Hij wandelt in grote zelfvoldaanheid op het dak van zijn paleis en kijkt naar Babel. Zijn hart zwelt op van trots. Hij geeft uiting aan zijn trots door het woord te nemen en zichzelf te eren. Alles wat hij ziet, is aan hem te danken, hij heeft het eigenmachtig, in eigen kracht gedaan en hem komt daarvoor alle eer toe.

Er is bij hem geen enkele gedachte aan God, hij negeert God eenvoudig, noemt Hem niet, rekent niet met Hem. Hij erkent niet dat hij zijn macht aan God te danken heeft. Al zijn bouwwerken verkondigen zijn heerlijkheid. Hij ziet zijn eigen naam op alles wat Babel is. Hier zien we een staaltje van hoogmoed. De hoogmoed is de zonde van de duivel (1Tm 3:6). Het is de eerste zonde in de schepping.

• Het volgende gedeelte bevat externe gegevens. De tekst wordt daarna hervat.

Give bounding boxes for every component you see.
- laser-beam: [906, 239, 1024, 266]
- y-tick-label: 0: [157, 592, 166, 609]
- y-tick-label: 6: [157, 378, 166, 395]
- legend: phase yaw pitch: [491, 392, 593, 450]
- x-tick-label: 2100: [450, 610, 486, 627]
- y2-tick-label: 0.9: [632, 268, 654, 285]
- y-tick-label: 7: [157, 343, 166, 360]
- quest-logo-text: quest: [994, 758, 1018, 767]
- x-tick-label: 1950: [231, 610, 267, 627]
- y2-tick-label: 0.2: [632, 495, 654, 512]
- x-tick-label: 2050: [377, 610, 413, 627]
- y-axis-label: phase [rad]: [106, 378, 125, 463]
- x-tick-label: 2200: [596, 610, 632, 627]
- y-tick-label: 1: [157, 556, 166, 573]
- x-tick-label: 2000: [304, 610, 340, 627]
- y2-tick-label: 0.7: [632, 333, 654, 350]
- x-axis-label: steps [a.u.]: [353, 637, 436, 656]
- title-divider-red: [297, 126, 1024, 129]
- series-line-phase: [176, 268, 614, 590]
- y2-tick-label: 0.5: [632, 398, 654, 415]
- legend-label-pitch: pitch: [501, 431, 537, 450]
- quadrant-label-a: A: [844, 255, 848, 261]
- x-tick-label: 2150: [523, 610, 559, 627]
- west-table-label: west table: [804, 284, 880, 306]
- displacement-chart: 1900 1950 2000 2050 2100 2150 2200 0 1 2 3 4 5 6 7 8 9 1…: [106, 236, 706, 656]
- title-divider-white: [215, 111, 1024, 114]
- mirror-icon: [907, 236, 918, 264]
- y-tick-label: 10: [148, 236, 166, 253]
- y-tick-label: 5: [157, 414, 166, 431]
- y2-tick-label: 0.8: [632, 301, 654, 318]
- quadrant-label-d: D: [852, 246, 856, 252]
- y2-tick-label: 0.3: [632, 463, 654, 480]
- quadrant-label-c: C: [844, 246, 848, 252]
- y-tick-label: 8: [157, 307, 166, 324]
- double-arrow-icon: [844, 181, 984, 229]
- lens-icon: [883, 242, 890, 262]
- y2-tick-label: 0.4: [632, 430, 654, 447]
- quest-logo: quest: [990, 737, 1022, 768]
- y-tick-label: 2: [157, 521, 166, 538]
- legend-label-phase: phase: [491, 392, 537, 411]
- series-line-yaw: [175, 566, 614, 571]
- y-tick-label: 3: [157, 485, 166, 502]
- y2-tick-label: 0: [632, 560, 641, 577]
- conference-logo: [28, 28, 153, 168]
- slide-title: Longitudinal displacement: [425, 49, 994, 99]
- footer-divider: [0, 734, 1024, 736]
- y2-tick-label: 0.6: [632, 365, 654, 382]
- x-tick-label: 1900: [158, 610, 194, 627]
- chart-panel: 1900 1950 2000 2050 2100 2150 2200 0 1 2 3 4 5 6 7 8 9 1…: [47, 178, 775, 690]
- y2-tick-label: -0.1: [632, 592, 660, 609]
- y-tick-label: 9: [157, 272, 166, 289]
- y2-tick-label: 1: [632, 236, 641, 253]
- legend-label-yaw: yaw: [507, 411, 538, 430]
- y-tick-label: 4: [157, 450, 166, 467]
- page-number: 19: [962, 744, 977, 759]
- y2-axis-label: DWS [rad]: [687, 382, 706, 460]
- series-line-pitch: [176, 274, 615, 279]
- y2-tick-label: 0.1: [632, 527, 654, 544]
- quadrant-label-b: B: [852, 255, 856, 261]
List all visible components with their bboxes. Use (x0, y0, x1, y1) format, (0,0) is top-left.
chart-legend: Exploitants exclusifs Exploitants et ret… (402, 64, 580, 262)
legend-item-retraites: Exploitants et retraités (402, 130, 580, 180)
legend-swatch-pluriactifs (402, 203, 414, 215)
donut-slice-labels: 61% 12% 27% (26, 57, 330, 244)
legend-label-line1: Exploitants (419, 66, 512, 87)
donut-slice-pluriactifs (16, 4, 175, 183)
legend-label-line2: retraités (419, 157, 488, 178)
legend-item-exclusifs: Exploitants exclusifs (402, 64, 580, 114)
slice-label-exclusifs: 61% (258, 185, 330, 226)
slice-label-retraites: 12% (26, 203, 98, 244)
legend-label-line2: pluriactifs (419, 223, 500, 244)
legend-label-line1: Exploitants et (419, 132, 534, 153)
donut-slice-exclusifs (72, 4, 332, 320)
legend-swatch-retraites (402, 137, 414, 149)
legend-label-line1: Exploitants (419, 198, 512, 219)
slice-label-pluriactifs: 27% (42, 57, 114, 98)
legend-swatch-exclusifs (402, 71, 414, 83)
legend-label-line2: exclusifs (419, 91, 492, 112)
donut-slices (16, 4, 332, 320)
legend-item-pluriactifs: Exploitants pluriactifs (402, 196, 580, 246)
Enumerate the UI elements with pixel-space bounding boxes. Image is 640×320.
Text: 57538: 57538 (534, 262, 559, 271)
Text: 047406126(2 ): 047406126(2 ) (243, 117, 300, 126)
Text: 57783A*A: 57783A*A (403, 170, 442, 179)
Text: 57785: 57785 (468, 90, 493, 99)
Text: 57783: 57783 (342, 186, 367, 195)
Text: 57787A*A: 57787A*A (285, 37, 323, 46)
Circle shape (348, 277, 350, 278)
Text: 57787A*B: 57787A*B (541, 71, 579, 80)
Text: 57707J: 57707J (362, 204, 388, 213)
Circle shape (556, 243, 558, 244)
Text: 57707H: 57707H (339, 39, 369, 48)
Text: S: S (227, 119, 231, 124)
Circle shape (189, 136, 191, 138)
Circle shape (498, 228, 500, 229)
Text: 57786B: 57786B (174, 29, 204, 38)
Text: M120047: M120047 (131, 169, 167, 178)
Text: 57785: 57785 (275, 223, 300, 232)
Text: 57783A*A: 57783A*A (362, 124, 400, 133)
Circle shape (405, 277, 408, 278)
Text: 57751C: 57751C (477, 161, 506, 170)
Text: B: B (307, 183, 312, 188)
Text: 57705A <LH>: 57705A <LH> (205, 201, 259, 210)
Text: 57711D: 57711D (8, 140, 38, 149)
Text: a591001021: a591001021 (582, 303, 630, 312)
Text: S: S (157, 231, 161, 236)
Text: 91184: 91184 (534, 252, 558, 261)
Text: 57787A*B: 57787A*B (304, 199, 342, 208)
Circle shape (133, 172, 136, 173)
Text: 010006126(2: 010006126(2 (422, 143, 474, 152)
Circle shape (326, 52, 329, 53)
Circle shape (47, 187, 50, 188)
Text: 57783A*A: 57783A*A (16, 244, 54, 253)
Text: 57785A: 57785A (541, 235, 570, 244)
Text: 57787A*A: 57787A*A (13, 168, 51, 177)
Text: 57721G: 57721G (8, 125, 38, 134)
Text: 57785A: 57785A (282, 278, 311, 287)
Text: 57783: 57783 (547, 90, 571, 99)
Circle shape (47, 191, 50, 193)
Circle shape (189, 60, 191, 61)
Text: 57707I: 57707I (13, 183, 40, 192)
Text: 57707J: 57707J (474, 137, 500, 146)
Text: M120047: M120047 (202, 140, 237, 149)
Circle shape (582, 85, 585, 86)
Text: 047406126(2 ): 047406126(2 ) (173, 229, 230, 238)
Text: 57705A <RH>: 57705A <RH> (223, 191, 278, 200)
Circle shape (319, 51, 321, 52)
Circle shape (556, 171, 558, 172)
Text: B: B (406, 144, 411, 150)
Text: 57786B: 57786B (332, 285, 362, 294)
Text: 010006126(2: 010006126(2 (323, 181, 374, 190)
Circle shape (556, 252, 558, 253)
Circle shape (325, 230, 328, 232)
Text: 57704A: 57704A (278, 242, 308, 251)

Heel wat mensen hebben een eigen koninkrijkje, bijvoorbeeld in een bedrijf met verschillende afdelingen waar iedere chef zijn afdeling bestuurt als een eigen koninkrijk. Het kan ook opgaan voor een vader die zijn gezin als een eigen koninkrijk beziet en alles wat er aan fraais wordt gevonden aan zijn eigen verdienste toeschrijft. Misschien hebben we zelf wel iets waarvan we vinden dat we daarin net wat beter zijn dan een ander. Als we ons daarop beroemen, is dat hoogmoed.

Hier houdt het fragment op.